A World Cup which promised little and delivered even less has left the England coach with the haunted look of a dead man walking as England prepare to fly to the Caribbean for a three-Test series against West Indies.

There, Cook’s men will go in search of a morale-lifting victory that will, in reality, offer little more than temporary respite before New Zealand and Australia arrive on these shores.

The situation facing Moores has more than a few echoes of the one that former Australia coach Mickey Arthur endured in the run-up to the 2013 Ashes series in England.

Thumped by India on the sub-continent shortly beforehand, Arthur’s Australia bore little resemblance to the unified and ruthless outfit that played the Kiwis off the park in last Sunday’s World Cup final.
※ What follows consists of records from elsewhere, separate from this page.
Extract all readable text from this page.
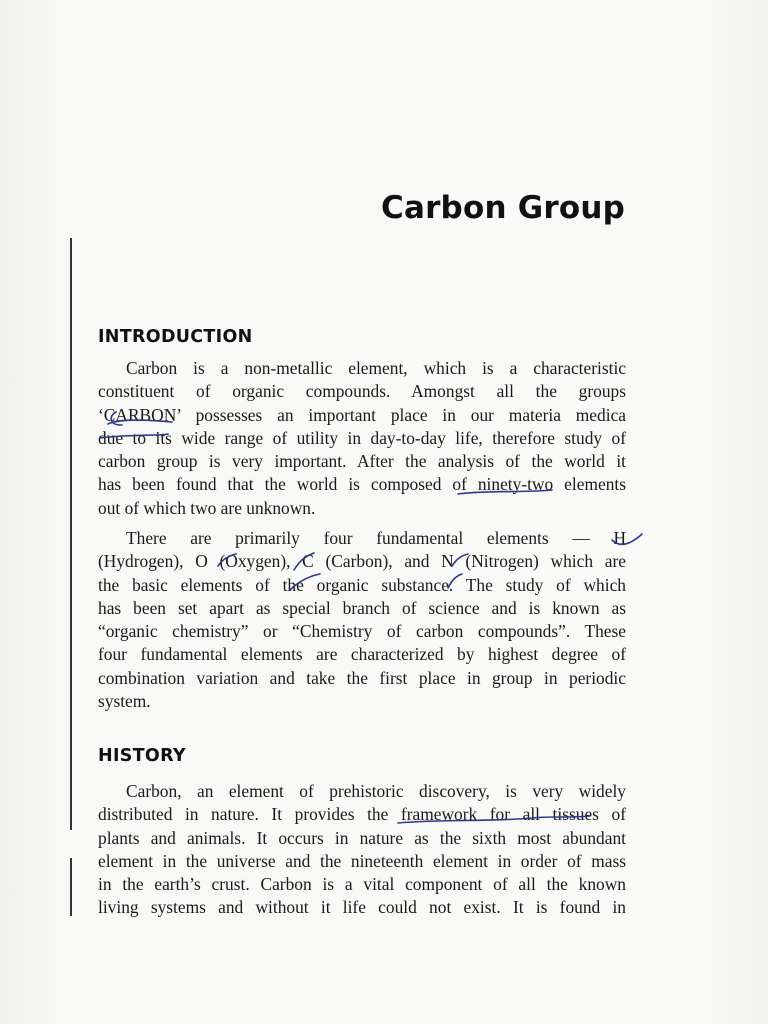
Carbon Group
INTRODUCTION
Carbon is a non-metallic element, which is a characteristic
constituent of organic compounds. Amongst all the groups
‘CARBON’ possesses an important place in our materia medica
due to its wide range of utility in day-to-day life, therefore study of
carbon group is very important. After the analysis of the world it
has been found that the world is composed of ninety-two elements
out of which two are unknown.
There are primarily four fundamental elements — H
(Hydrogen), O (Oxygen), C (Carbon), and N (Nitrogen) which are
the basic elements of the organic substance. The study of which
has been set apart as special branch of science and is known as
“organic chemistry” or “Chemistry of carbon compounds”. These
four fundamental elements are characterized by highest degree of
combination variation and take the first place in group in periodic
system.
HISTORY
Carbon, an element of prehistoric discovery, is very widely
distributed in nature. It provides the framework for all tissues of
plants and animals. It occurs in nature as the sixth most abundant
element in the universe and the nineteenth element in order of mass
in the earth’s crust. Carbon is a vital component of all the known
living systems and without it life could not exist. It is found in
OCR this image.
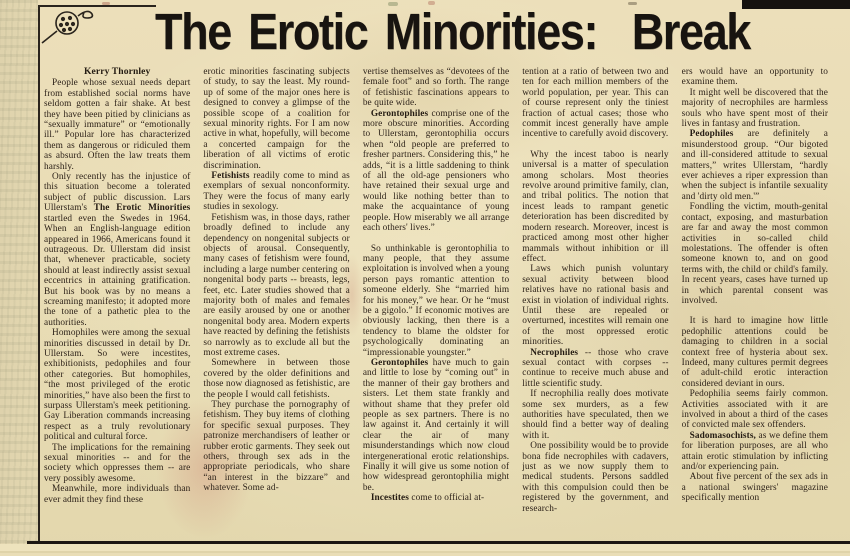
The Erotic Minorities:  Break
Kerry Thornley

People whose sexual needs depart from established social norms have seldom gotten a fair shake. At best they have been pitied by clinicians as “sexually immature” or “emotionally ill.” Popular lore has characterized them as dangerous or ridiculed them as absurd. Often the law treats them harshly.

Only recently has the injustice of this situation become a tolerated subject of public discussion. Lars Ullerstam's The Erotic Minorities startled even the Swedes in 1964. When an English-language edition appeared in 1966, Americans found it outrageous. Dr. Ullerstam did insist that, whenever practicable, society should at least indirectly assist sexual eccentrics in attaining gratification. But his book was by no means a screaming manifesto; it adopted more the tone of a pathetic plea to the authorities.

Homophiles were among the sexual minorities discussed in detail by Dr. Ullerstam. So were incestites, exhibitionists, pedophiles and four other categories. But homophiles, “the most privileged of the erotic minorities,” have also been the first to surpass Ullerstam's meek petitioning. Gay Liberation commands increasing respect as a truly revolutionary political and cultural force.

The implications for the remaining sexual minorities -- and for the society which oppresses them -- are very possibly awesome.

Meanwhile, more individuals than ever admit they find these

erotic minorities fascinating subjects of study, to say the least. My round-up of some of the major ones here is designed to convey a glimpse of the possible scope of a coalition for sexual minority rights. For I am now active in what, hopefully, will become a concerted campaign for the liberation of all victims of erotic discrimination.

Fetishists readily come to mind as exemplars of sexual nonconformity. They were the focus of many early studies in sexology.

Fetishism was, in those days, rather broadly defined to include any dependency on nongenital subjects or objects of arousal. Consequently, many cases of fetishism were found, including a large number centering on nongenital body parts -- breasts, legs, feet, etc. Later studies showed that a majority both of males and females are easily aroused by one or another nongenital body area. Modern experts have reacted by defining the fetishists so narrowly as to exclude all but the most extreme cases.

Somewhere in between those covered by the older definitions and those now diagnosed as fetishistic, are the people I would call fetishists.

They purchase the pornography of fetishism. They buy items of clothing for specific sexual purposes. They patronize merchandisers of leather or rubber erotic garments. They seek out others, through sex ads in the appropriate periodicals, who share “an interest in the bizzare” and whatever. Some ad-

vertise themselves as “devotees of the female foot” and so forth. The range of fetishistic fascinations appears to be quite wide.

Gerontophiles comprise one of the more obscure minorities. According to Ullerstam, gerontophilia occurs when “old people are preferred to fresher partners. Considering this,” he adds, “it is a little saddening to think of all the old-age pensioners who have retained their sexual urge and would like nothing better than to make the acquaintance of young people. How miserably we all arrange each others' lives.”

So unthinkable is gerontophilia to many people, that they assume exploitation is involved when a young person pays romantic attention to someone elderly. She “married him for his money,” we hear. Or he “must be a gigolo.” If economic motives are obviously lacking, then there is a tendency to blame the oldster for psychologically dominating an “impressionable youngster.”

Gerontophiles have much to gain and little to lose by “coming out” in the manner of their gay brothers and sisters. Let them state frankly and without shame that they prefer old people as sex partners. There is no law against it. And certainly it will clear the air of many misunderstandings which now cloud intergenerational erotic relationships. Finally it will give us some notion of how widespread gerontophilia might be.

Incestites come to official at-

tention at a ratio of between two and ten for each million members of the world population, per year. This can of course represent only the tiniest fraction of actual cases; those who commit incest generally have ample incentive to carefully avoid discovery.

Why the incest taboo is nearly universal is a matter of speculation among scholars. Most theories revolve around primitive family, clan, and tribal politics. The notion that incest leads to rampant genetic deterioration has been discredited by modern research. Moreover, incest is practiced among most other higher mammals without inhibition or ill effect.

Laws which punish voluntary sexual activity between blood relatives have no rational basis and exist in violation of individual rights. Until these are repealed or overturned, incestites will remain one of the most oppressed erotic minorities.

Necrophiles -- those who crave sexual contact with corpses -- continue to receive much abuse and little scientific study.

If necrophilia really does motivate some sex murders, as a few authorities have speculated, then we should find a better way of dealing with it.

One possibility would be to provide bona fide necrophiles with cadavers, just as we now supply them to medical students. Persons saddled with this compulsion could then be registered by the government, and research-

ers would have an opportunity to examine them.

It might well be discovered that the majority of necrophiles are harmless souls who have spent most of their lives in fantasy and frustration.

Pedophiles are definitely a misunderstood group. “Our bigoted and ill-considered attitude to sexual matters,” writes Ullerstam, “hardly ever achieves a riper expression than when the subject is infantile sexuality and 'dirty old men.'”

Fondling the victim, mouth-genital contact, exposing, and masturbation are far and away the most common activities in so-called child molestations. The offender is often someone known to, and on good terms with, the child or child's family. In recent years, cases have turned up in which parental consent was involved.

It is hard to imagine how little pedophilic attentions could be damaging to children in a social context free of hysteria about sex. Indeed, many cultures permit degrees of adult-child erotic interaction considered deviant in ours.

Pedophilia seems fairly common. Activities associated with it are involved in about a third of the cases of convicted male sex offenders.

Sadomasochists, as we define them for liberation purposes, are all who attain erotic stimulation by inflicting and/or experiencing pain.

About five percent of the sex ads in a national swingers' magazine specifically mention
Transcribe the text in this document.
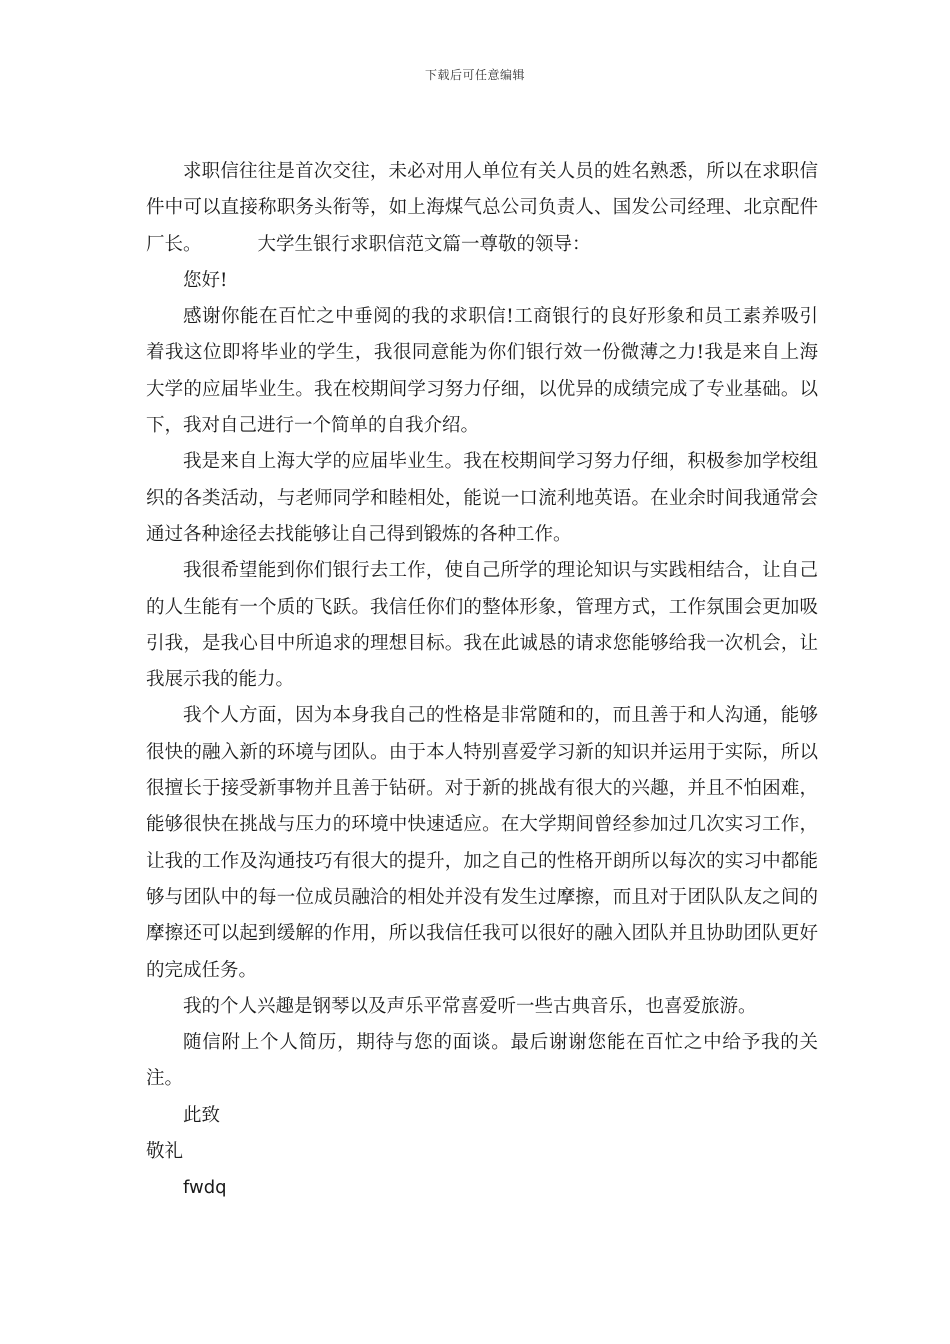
下载后可任意编辑

求职信往往是首次交往，未必对用人单位有关人员的姓名熟悉，所以在求职信件中可以直接称职务头衔等，如上海煤气总公司负责人、国发公司经理、北京配件厂长。	大学生银行求职信范文篇一尊敬的领导：

您好!

感谢你能在百忙之中垂阅的我的求职信!工商银行的良好形象和员工素养吸引着我这位即将毕业的学生，我很同意能为你们银行效一份微薄之力!我是来自上海大学的应届毕业生。我在校期间学习努力仔细，以优异的成绩完成了专业基础。以下，我对自己进行一个简单的自我介绍。

我是来自上海大学的应届毕业生。我在校期间学习努力仔细，积极参加学校组织的各类活动，与老师同学和睦相处，能说一口流利地英语。在业余时间我通常会通过各种途径去找能够让自己得到锻炼的各种工作。

我很希望能到你们银行去工作，使自己所学的理论知识与实践相结合，让自己的人生能有一个质的飞跃。我信任你们的整体形象，管理方式，工作氛围会更加吸引我，是我心目中所追求的理想目标。我在此诚恳的请求您能够给我一次机会，让我展示我的能力。

我个人方面，因为本身我自己的性格是非常随和的，而且善于和人沟通，能够很快的融入新的环境与团队。由于本人特别喜爱学习新的知识并运用于实际，所以很擅长于接受新事物并且善于钻研。对于新的挑战有很大的兴趣，并且不怕困难，能够很快在挑战与压力的环境中快速适应。在大学期间曾经参加过几次实习工作，让我的工作及沟通技巧有很大的提升，加之自己的性格开朗所以每次的实习中都能够与团队中的每一位成员融洽的相处并没有发生过摩擦，而且对于团队队友之间的摩擦还可以起到缓解的作用，所以我信任我可以很好的融入团队并且协助团队更好的完成任务。

我的个人兴趣是钢琴以及声乐平常喜爱听一些古典音乐，也喜爱旅游。

随信附上个人简历，期待与您的面谈。最后谢谢您能在百忙之中给予我的关注。

此致

敬礼

fwdq
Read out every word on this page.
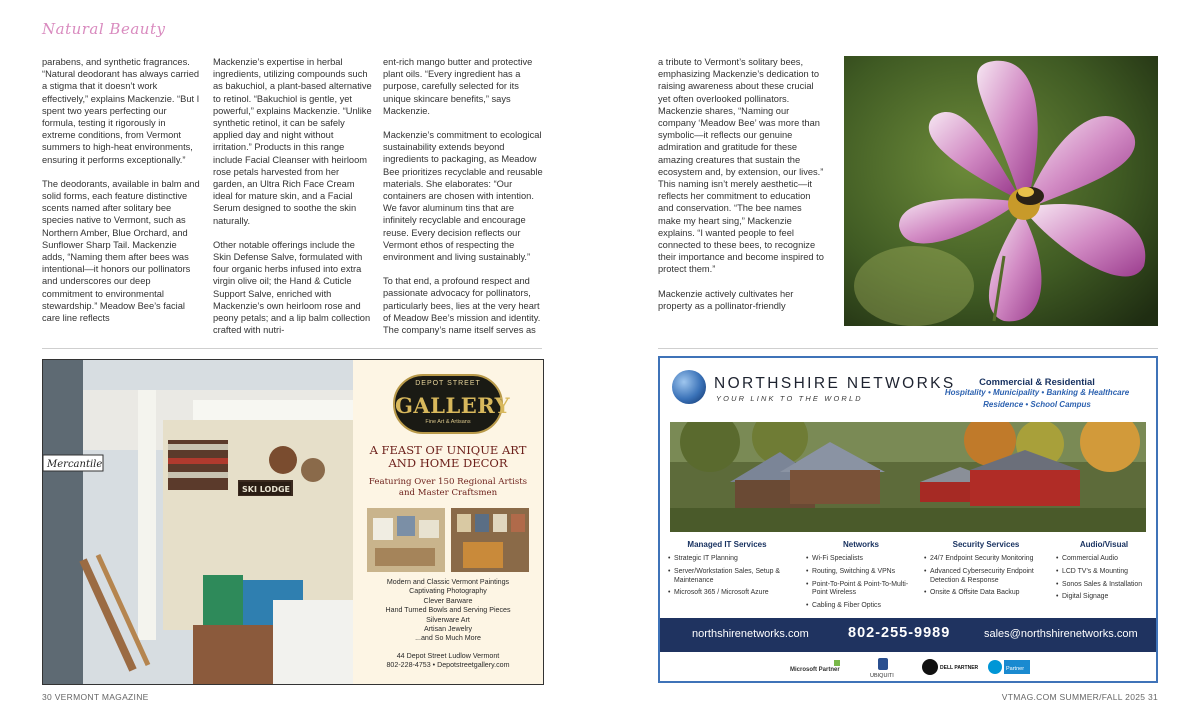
Natural Beauty

parabens, and synthetic fragrances. “Natural deodorant has always carried a stigma that it doesn’t work effectively,” explains Mackenzie. “But I spent two years perfecting our formula, testing it rigorously in extreme conditions, from Vermont summers to high-heat environments, ensuring it performs exceptionally.”

The deodorants, available in balm and solid forms, each feature distinctive scents named after solitary bee species native to Vermont, such as Northern Amber, Blue Orchard, and Sunflower Sharp Tail. Mackenzie adds, “Naming them after bees was intentional—it honors our pollinators and underscores our deep commitment to environmental stewardship.” Meadow Bee’s facial care line reflects

Mackenzie’s expertise in herbal ingredients, utilizing compounds such as bakuchiol, a plant-based alternative to retinol. “Bakuchiol is gentle, yet powerful,” explains Mackenzie. “Unlike synthetic retinol, it can be safely applied day and night without irritation.” Products in this range include Facial Cleanser with heirloom rose petals harvested from her garden, an Ultra Rich Face Cream ideal for mature skin, and a Facial Serum designed to soothe the skin naturally.

Other notable offerings include the Skin Defense Salve, formulated with four organic herbs infused into extra virgin olive oil; the Hand & Cuticle Support Salve, enriched with Mackenzie’s own heirloom rose and peony petals; and a lip balm collection crafted with nutri-

ent-rich mango butter and protective plant oils. “Every ingredient has a purpose, carefully selected for its unique skincare benefits,” says Mackenzie.

Mackenzie’s commitment to ecological sustainability extends beyond ingredients to packaging, as Meadow Bee prioritizes recyclable and reusable materials. She elaborates: “Our containers are chosen with intention. We favor aluminum tins that are infinitely recyclable and encourage reuse. Every decision reflects our Vermont ethos of respecting the environment and living sustainably.”

To that end, a profound respect and passionate advocacy for pollinators, particularly bees, lies at the very heart of Meadow Bee’s mission and identity. The company’s name itself serves as

a tribute to Vermont’s solitary bees, emphasizing Mackenzie’s dedication to raising awareness about these crucial yet often overlooked pollinators. Mackenzie shares, “Naming our company ‘Meadow Bee’ was more than symbolic—it reflects our genuine admiration and gratitude for these amazing creatures that sustain the ecosystem and, by extension, our lives.” This naming isn’t merely aesthetic—it reflects her commitment to education and conservation. “The bee names make my heart sing,” Mackenzie explains. “I wanted people to feel connected to these bees, to recognize their importance and become inspired to protect them.”

Mackenzie actively cultivates her property as a pollinator-friendly

Mercantile
SKI LODGE
DEPOT STREET
GALLERY
Fine Art & Artisans
A FEAST OF UNIQUE ART AND HOME DECOR
Featuring Over 150 Regional Artists and Master Craftsmen
Modern and Classic Vermont Paintings
Captivating Photography
Clever Barware
Hand Turned Bowls and Serving Pieces
Silverware Art
Artisan Jewelry
...and So Much More
44 Depot Street Ludlow Vermont
802-228-4753 • Depotstreetgallery.com
NORTHSHIRE NETWORKS
YOUR LINK TO THE WORLD
Commercial & Residential
Hospitality • Municipality • Banking & Healthcare
Residence • School Campus
Managed IT Services
• Strategic IT Planning
• Server/Workstation Sales, Setup & Maintenance
• Microsoft 365 / Microsoft Azure
Networks
• Wi-Fi Specialists
• Routing, Switching & VPNs
• Point-To-Point & Point-To-Multi-Point Wireless
• Cabling & Fiber Optics
Security Services
• 24/7 Endpoint Security Monitoring
• Advanced Cybersecurity Endpoint Detection & Response
• Onsite & Offsite Data Backup
Audio/Visual
• Commercial Audio
• LCD TV’s & Mounting
• Sonos Sales & Installation
• Digital Signage
northshirenetworks.com	802-255-9989	sales@northshirenetworks.com
Microsoft Partner
UBIQUITI
DELL PARTNER	Partner
30 VERMONT MAGAZINE	VTMAG.COM SUMMER/FALL 2025 31
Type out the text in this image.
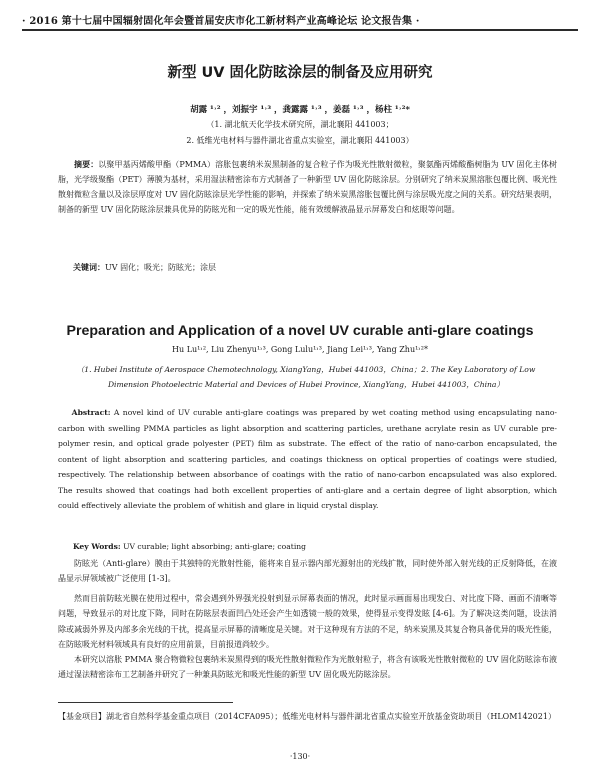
· 2016 第十七届中国辐射固化年会暨首届安庆市化工新材料产业高峰论坛 论文报告集 ·
新型 UV 固化防眩涂层的制备及应用研究
胡露 ¹˒² ，刘振宇 ¹˒³ ，龚露露 ¹˒³ ，姜磊 ¹˒³ ，杨柱 ¹˒²*
（1. 湖北航天化学技术研究所，湖北襄阳 441003；
2. 低维光电材料与器件湖北省重点实验室，湖北襄阳 441003）
摘要：以聚甲基丙烯酸甲酯（PMMA）溶胀包裹纳米炭黑制备的复合粒子作为吸光性散射微粒，聚氨酯丙烯酸酯树脂为 UV 固化主体树脂，光学级聚酯（PET）薄膜为基材，采用湿法精密涂布方式制备了一种新型 UV 固化防眩涂层。分别研究了纳米炭黑溶胀包覆比例、吸光性散射微粒含量以及涂层厚度对 UV 固化防眩涂层光学性能的影响，并探索了纳米炭黑溶胀包覆比例与涂层吸光度之间的关系。研究结果表明，制备的新型 UV 固化防眩涂层兼具优异的防眩光和一定的吸光性能，能有效缓解液晶显示屏幕发白和炫眼等问题。
关键词：UV 固化；吸光；防眩光；涂层
Preparation and Application of a novel UV curable anti-glare coatings
Hu Lu¹˒², Liu Zhenyu¹˒³, Gong Lulu¹˒³, Jiang Lei¹˒³, Yang Zhu¹˒²*
（1. Hubei Institute of Aerospace Chemotechnology, XiangYang，Hubei 441003，China；2. The Key Laboratory of Low Dimension Photoelectric Material and Devices of Hubei Province, XiangYang，Hubei 441003，China）
Abstract: A novel kind of UV curable anti-glare coatings was prepared by wet coating method using encapsulating nano-carbon with swelling PMMA particles as light absorption and scattering particles, urethane acrylate resin as UV curable pre-polymer resin, and optical grade polyester (PET) film as substrate. The effect of the ratio of nano-carbon encapsulated, the content of light absorption and scattering particles, and coatings thickness on optical properties of coatings were studied, respectively. The relationship between absorbance of coatings with the ratio of nano-carbon encapsulated was also explored. The results showed that coatings had both excellent properties of anti-glare and a certain degree of light absorption, which could effectively alleviate the problem of whitish and glare in liquid crystal display.
Key Words: UV curable; light absorbing; anti-glare; coating
防眩光（Anti-glare）膜由于其独特的光散射性能，能将来自显示器内部光源射出的光线扩散，同时使外部入射光线的正反射降低，在液晶显示屏领域被广泛使用 [1-3]。
然而目前防眩光膜在使用过程中，常会遇到外界强光投射到显示屏幕表面的情况，此时显示画面易出现发白、对比度下降、画面不清晰等问题，导致显示的对比度下降，同时在防眩层表面凹凸处还会产生如透镜一般的效果，使得显示变得发眩 [4-6]。为了解决这类问题，设法消除或减弱外界及内部多余光线的干扰，提高显示屏幕的清晰度是关键。对于这种现有方法的不足，纳米炭黑及其复合物具备优异的吸光性能，在防眩吸光材料领域具有良好的应用前景，目前报道尚较少。
本研究以溶胀 PMMA 聚合物微粒包裹纳米炭黑得到的吸光性散射微粒作为光散射粒子，将含有该吸光性散射微粒的 UV 固化防眩涂布液通过湿法精密涂布工艺制备并研究了一种兼具防眩光和吸光性能的新型 UV 固化吸光防眩涂层。
【基金项目】湖北省自然科学基金重点项目（2014CFA095）；低维光电材料与器件湖北省重点实验室开放基金资助项目（HLOM142021）
·130·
Riven by in-fighting, Arthur was more fireman than coach as the early part of that tour descended into chaos. A stray punch from David Warner in a Birmingham bar provided the final knockout blow to Arthur’s reign as, just 16 days before the start of the Ashes, he was ordered to embark on a walkabout of his own.

Two years later, Australia are on top of the world and are favourites to retain the Ashes, while Moores has been left to question the wisdom of accepting the England job for a second time.

“It’s almost role reversal from the last time we arrived for the Ashes,” Arthur says from his home in Perth. “We came with a team that was very low on experience, and pretty low on confidence after the Indian tour too. Now they believe in their ability and [current coach] Darren Lehmann seems to have created a really good environment for them to perform in – he has done exceptionally well with that.

Peter Moores contemplates England’s humiliating World Cup defeat at the hands of Bangladesh in Adelaide last month (Getty)
Peter Moores contemplates England’s humiliating World Cup defeat at the hands of Bangladesh in Adelaide last month (Getty) (Getty Images)

“Peter Moores is at the stage now where he has to make some brave decisions. He has to identify the players he thinks can play a significant role for England in years to come and then bed those players in.

“It’s really tough. It’s in times like this that you really have to stay strong, you have to stay incredibly strong because if you start second-guessing the decisions you’ve made, you start confusing everybody in terms of where you’re going and the brand of cricket you want your team to play.”

Saying it is one thing, but having the conviction to follow your beliefs is something else entirely, as Arthur knows only too well.

While there were jokes aplenty at Moores’ apparent love of data during the World Cup, Arthur was similarly lampooned on that humbling tour of India two years ago for his insistence that the players complete performance- feedback questionnaires – something which Shane Watson compared to doing homework and was subsequently suspended for one Test, along with three of his team-mates.

“You have to stay true to your brand and your initial decisions – the more you start questioning the more you’re confusing everybody and the more you contradict yourself,” Arthur says.

“You know what? It can turn around so quickly – you need your senior players to stand up for you over a period of time and drag some of the younger players with them. You’re always one performance or one tour away from really turning it around. England go to the West Indies and if they do well, win the series, then they’ll be a lot more energy and belief around the camp. If he stays true and strong to his beliefs then the decisions he has made will start to look like good ones again.”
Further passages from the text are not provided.